Relevant standards guidance
Introduction
During the development of DDI 4, an international standard for the description of statistical and social science data, a need was identified for guidance on implementing DDI 4 with existing data and metadata standards. The 4th version of DDI is designed to complement existing data and metadata standards and should preclude the recreation of objects, elements, and other types of information from existing standards.
Purpose
This document contains guidelines for content modellers and others interested in referencing and integrating standards with DDI 4 to support metadata and data interoperability, and add flexibility to implementations of DDI. The 4th version of DDI is model-based allowing for interoperability at the conceptual level, as well as at the element level.
Description The guidance in this document consists of general information on the use of other standards with DDI and instructions on how to develop profiles, as well as several examples of how standards can be used with DDI. The guidance is based on ISO/IEC TR 10000:1998(E) Framework and Taxonomy of International Standardized Profiles.
DDI 4 and other standards
DDI 4 can be used with existing standards to support the research data lifecycle/statistical business process. See Appendix A for descriptions of standards that can be used with DDI.
When combining standards, it is recommended that modellers create "profiles", which are specifications for the use of one or more standards. A profile can contain one or more profiles, for example a profile for data discovery can have profiles for DDI + SDMX/Data Cube and DDI + Dublin Core. The result is a master profile that can be implemented in whole or in part.
The ISO Technical Report refers to the International Standardized Profile (ISP), which is "[a]n internationally agreed-to, harmonized document which describes one or more profiles" (p. 1.) This guidance will not deal with ISPs specifically.
Approaches to combining standards
The three approaches to using other standards * with DDI 4 are:
- Insert or integrate a complete standard with DDI 4.
- Use a complementary set of elements from other standards.
- Select specific elements from other standards.
*Including locally-defined elements.
Interoperability and DDI
Standards identified for possible use with DDI are assessed to determine the extent to which use of the standards supports interoperability.
The two levels of interoperability for DDI 4 are:
- Model-level (conceptual model e.g. PROV)
- Element-level (unique elements or element structures)
Interoperability is measured at the conceptual level, for model-based and element-based standards (vocabularies), and not the label level; elements from different standards can bear the same name and be conceptually different. Interoperability for element-based standards is evaluated at the element level only.
Note: Evaluation of label-level interoperability is normally not advised, unless it can be certain that the same vocabulary has been implemented in the standards being considered.
Interoperability first entails that there be intersections between standards, i.e that they have objects that are connected in one or more relationships. Across the intersections, two standards are complementary when one lends specificity to the other. For example, the addition of certain Dublin Core elements to a DDI citation lends specificity to the DDI citation.
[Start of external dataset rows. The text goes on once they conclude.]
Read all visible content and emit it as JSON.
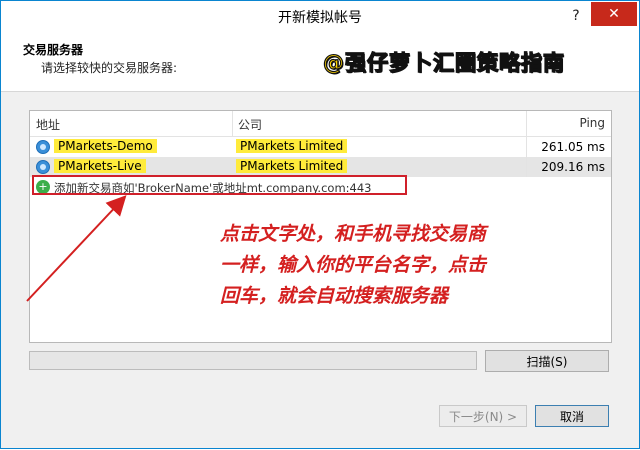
{
  "window": {
    "title": "开新模拟帐号",
    "help_glyph": "?",
    "close_glyph": "✕"
  },
  "header": {
    "title": "交易服务器",
    "subtitle": "请选择较快的交易服务器:",
    "banner": "@强仔萝卜汇圈策略指南"
  },
  "table": {
    "columns": [
      "地址",
      "公司",
      "Ping"
    ],
    "rows": [
      {
        "name": "PMarkets-Demo",
        "company": "PMarkets Limited",
        "ping": "261.05 ms",
        "selected": false
      },
      {
        "name": "PMarkets-Live",
        "company": "PMarkets Limited",
        "ping": "209.16 ms",
        "selected": true
      }
    ],
    "add_row_text": "添加新交易商如'BrokerName'或地址mt.company.com:443"
  },
  "annotation": {
    "lines": [
      "点击文字处，和手机寻找交易商",
      "一样，输入你的平台名字，点击",
      "回车，就会自动搜索服务器"
    ]
  },
  "buttons": {
    "scan": "扫描(S)",
    "next": "下一步(N) >",
    "cancel": "取消"
  },
  "colors": {
    "accent": "#0a85d0",
    "close": "#c7291b",
    "annotation": "#d42020",
    "highlight": "#ffeb3b"
  }
}
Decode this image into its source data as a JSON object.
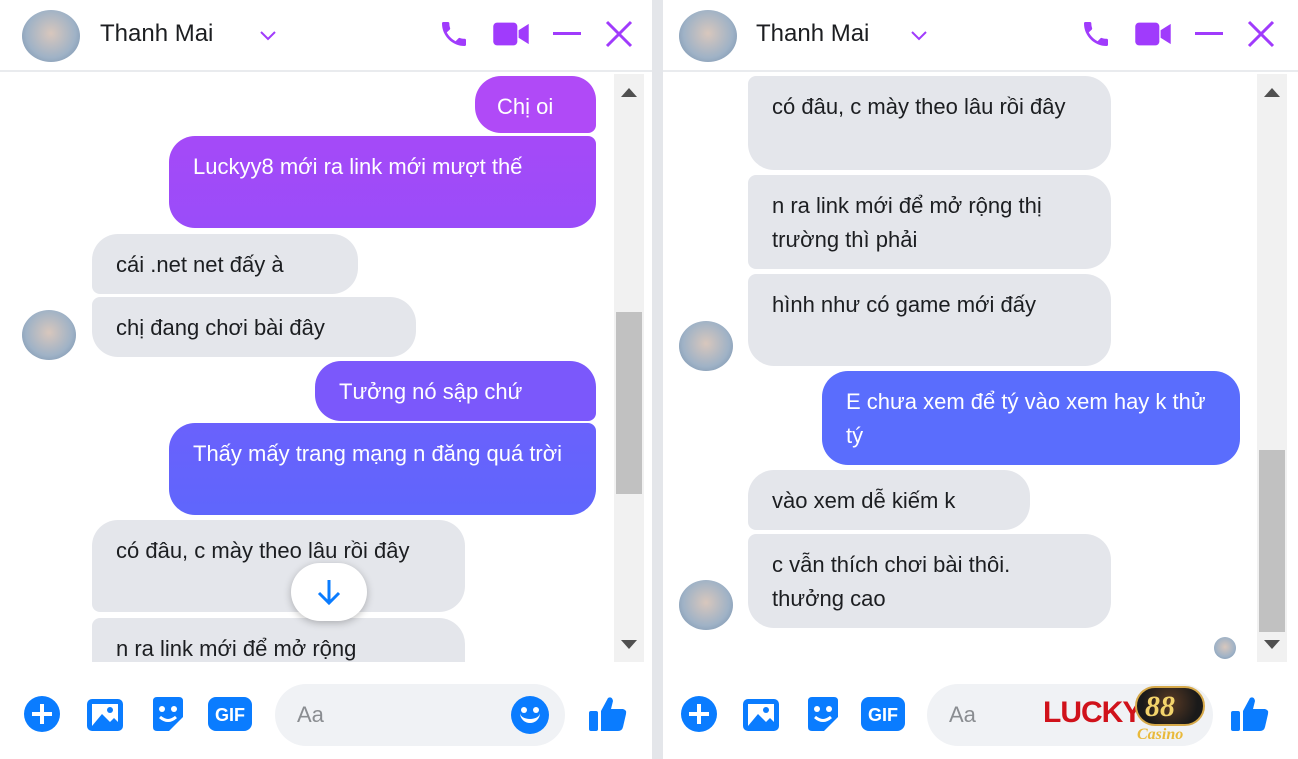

Here, at the element-level in DDI 3.2, a citation includes DDI elements and Dublin Core elements.
Another example: the substitution of certain GSIM objects with OWL-S objects turns a model that was conceptual and human-readable into a model that is actionable and machine-readable.
A second standard may be complementary to DDI when it fills a "gap". For example, SDMX adds missing elements to the DDI ncube; the ncube characterizes aggregate data such as an OLAP cube or a statistical dataset.
Two standards are said to be non-complementary if the parts of each described in the profile are overlapping. See "Duplication" and "False Friends" below.
Model and element mapping [EH: Needs input from modellers]
The critical part of evaluating interoperability between standards is conducting model and element mappings. Modellers can use their own tools and techniques for mappings, with the following principles:
Model mapping
- Go to source model and evaluate objects, definitions, and relationships for conformance. See "Conformance to DDI" for more information.
- Ensure that objects with same label or definition are not duplicated within a profile.
Element mapping
- Evaluate the elements in the standards to be used with DDI, in particular the element labels and definitions.
- Look for element groupings and splits, where an element in one standard is expressed as two elements in the other.
- Look for element hierarchy and nesting issues, as well as dependencies and constraints.
- Ensure that elements with same label or definition are not duplicated within a profile.
- Beware of "False friends": elements that have the same or similar labels or definitions, but are conceptually different.
If two or more standards are sufficiently interoperable, they can be defined in a profile. More information on the extent of interoperability will be discovered, and should be documented, during the development of a profile.
DDI Profiles
A profile is a specification on the use of a particular standard or group of standards to support interoperability for or within an application, function, community, or environment. DDI profiles are most likely to be created for an application, such as a statistical information system, or a function, e.g. data librarian.
A profile should also include at a minimum a DDI functional view, which is composed of DDI objects, and some part or all of an external standard, as well as locally-defined elements.
The scenarios of interoperation defined in a profile can take the form of one or more representations in which the interoperation is articulated. Representations can be included as appendices in a profile. A representation can take several forms including a UML model, an RDF specification, or an OWL specification. If the external standard has a UML model, the scenarios of interoperation are best described in a UML model. If the external standard has an RDF vocabulary, the scenarios of interoperation are best described in an RDF specification. Alternatively, OWL can be used to specify the scenarios of interoperation.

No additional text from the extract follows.